JOSÉE FISET Me too! I have a garden full of herbs, so I just have to pick them. Everything I need is right there. You should come by and see it. It’s so nice!
AD I believe it! Josée, your kids are grown up now, but mine still go to school. Tell me how you handled making school lunches.
JF When my kids were younger, I worked a lot. I was very involved in growing Première Moisson, and I often came home late at night. So the mornings were my special time to spend with the kids. I would make their lunches while they ate breakfast. We would all be gathered around the kitchen island, talking – because I think it’s fun to talk over food.
AD I totally agree! But I do the opposite: I organize my schedule to be there in the evenings. And since my kids really like salads, I can make their lunches the night before. We talk around the table at my house, too. That’s where the kids tell me about their day. I feel privileged to share that with them. Tell me, how did you manage to be free in the mornings? I get an image of a business woman leaving very early, dropping the kids off at daycare while blowing air kisses from the car window.
JF You’re blowing my cover [laughs]. In fact, I was lucky not to be alone at home. That gave me the opportunity to exercise three mornings a week, between six and seven. Then I’d come upstairs in my exercise clothes and spend half an hour with my kids while preparing their lunches. After that, they’d hug me and pet the dog and take off for school. We had a real morning ritual.
AD I started running because it was easy to incorporate into my routine. I even have meetings while I’m jogging! But what I find tricky about lunches is having to make sandwiches that will still be good hours later. My daughter loves grilled cheese sandwiches, but they lose their crispy-melty texture pretty fast. But I still make them, because she likes them even if they get a bit mushy in the thermal container.
JF Alexandra, when it comes to sandwiches, my secret was always the bread. I would use a whole range of different types. Of course, with Première Moisson, I had tons to choose from, as you can imagine!
AD Toasted or not?
JF It depended on my mood at the time.
AD You know, Josée, when I was young, Première Moisson’s was the only bread allowed to be served alongside my mother’s homemade Chilean bread. Quite an honour! Its products have always been part of my life. And my favourite – the one I just flip over – is the Sprouted Grain Loaf.

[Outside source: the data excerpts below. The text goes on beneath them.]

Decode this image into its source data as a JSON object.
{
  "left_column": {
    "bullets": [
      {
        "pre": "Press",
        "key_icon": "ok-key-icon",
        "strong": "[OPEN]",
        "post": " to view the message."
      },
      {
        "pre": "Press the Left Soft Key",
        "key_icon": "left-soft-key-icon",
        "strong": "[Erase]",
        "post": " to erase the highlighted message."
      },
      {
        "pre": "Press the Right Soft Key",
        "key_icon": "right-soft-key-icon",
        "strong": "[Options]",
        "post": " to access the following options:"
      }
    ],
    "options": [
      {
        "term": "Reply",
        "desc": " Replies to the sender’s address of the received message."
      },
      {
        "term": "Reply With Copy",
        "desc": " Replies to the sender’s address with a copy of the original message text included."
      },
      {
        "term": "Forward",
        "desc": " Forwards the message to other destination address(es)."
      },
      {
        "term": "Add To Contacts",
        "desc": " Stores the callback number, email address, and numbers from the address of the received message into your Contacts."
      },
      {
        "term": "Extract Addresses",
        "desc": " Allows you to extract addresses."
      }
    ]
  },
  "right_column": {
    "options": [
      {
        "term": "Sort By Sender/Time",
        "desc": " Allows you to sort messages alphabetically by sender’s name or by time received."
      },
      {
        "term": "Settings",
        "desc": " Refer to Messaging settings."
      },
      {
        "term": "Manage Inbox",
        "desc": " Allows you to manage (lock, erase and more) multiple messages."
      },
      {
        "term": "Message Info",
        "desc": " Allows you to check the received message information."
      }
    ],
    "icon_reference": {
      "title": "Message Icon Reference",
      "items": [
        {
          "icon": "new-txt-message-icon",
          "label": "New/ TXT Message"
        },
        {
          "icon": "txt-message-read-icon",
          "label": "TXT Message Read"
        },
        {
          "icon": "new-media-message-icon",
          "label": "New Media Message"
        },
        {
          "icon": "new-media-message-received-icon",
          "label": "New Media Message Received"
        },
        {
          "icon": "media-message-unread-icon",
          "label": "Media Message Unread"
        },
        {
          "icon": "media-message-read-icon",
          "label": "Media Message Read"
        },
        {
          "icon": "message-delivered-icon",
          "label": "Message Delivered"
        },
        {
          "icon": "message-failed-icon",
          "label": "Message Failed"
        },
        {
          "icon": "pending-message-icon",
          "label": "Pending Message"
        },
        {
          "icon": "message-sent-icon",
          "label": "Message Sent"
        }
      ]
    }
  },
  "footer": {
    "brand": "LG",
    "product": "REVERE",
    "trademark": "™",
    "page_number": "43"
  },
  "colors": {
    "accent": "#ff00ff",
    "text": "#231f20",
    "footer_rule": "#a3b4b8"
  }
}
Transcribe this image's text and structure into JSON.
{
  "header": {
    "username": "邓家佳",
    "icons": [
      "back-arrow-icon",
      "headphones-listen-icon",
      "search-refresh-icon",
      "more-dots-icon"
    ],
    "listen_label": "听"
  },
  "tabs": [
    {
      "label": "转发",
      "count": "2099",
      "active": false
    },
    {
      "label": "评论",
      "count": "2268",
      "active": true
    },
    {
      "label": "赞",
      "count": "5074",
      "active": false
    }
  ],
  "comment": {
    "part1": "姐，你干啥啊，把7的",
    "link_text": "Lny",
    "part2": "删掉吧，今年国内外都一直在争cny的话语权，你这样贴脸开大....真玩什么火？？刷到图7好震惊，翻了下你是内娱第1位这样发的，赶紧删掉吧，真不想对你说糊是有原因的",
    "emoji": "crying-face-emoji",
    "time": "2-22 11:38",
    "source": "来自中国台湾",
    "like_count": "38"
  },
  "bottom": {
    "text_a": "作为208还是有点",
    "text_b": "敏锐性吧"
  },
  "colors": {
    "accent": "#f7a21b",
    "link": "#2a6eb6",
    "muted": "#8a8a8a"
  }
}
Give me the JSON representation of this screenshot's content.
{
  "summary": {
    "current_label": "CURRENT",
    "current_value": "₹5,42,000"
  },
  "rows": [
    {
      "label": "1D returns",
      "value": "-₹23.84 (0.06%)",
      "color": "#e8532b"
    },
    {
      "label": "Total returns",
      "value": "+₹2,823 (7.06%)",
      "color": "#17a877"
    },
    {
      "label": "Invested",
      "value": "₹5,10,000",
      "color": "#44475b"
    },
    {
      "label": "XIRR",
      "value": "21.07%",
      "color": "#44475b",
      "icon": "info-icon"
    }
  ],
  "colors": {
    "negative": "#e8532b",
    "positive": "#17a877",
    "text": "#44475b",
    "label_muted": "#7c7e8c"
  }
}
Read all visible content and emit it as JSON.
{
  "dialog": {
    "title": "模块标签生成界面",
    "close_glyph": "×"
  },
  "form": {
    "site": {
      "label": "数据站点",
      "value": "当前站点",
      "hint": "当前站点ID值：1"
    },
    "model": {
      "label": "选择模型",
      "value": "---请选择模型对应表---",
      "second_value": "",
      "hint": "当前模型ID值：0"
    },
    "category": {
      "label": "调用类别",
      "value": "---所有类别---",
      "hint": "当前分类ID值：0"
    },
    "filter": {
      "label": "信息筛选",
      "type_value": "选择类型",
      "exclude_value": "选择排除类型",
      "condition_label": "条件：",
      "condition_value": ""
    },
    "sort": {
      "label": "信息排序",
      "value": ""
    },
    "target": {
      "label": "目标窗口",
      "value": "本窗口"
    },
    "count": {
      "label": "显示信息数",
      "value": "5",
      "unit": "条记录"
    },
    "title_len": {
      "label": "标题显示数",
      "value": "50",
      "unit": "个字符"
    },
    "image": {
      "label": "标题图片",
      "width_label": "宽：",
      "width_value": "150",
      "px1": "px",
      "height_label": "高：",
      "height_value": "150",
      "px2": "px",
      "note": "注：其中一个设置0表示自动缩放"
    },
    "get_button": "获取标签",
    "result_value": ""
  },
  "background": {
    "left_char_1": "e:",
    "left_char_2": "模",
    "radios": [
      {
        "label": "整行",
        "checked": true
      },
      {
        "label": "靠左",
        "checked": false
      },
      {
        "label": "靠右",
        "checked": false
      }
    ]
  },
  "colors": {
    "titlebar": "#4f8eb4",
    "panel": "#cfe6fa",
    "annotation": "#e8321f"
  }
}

JF It makes me happy to hear that! You know, when I was a student, I spent a few months in Toronto perfecting my English. I can still see my Vietnamese friend breaking eggs into a frying pan to put in a sandwich. Everything her hands touched became delicious. I found her very inspiring. When I became a mom, I left a lot of room for improvising surprise sandwiches – never the same twice – so lunchtimes were always different. I guess it was my artistic side coming out. But it was also a way to express myself as a mother: my own personal way of taking care of my children, of loving them, of teaching them to appreciate the infinite number of flavours that become available to us with a little creativity and open-mindedness.
AD Josée, that way of cooking – and of showing love – really resonates with me. I’m also an expert improviser. I try not to take shortcuts – though I know that sometimes, with our busy lives, we choose the practical solution – and I’m trying to bring slowness back into my cooking. Without bragging, I can say that I’m pretty good at transforming what I find in my fridge into something tasty. I think I get that from my mother. (Thanks, Mom!) And my kids are following in our footsteps. They continuously surprise me: they instantly know when food is of poor quality and turn up their noses at it.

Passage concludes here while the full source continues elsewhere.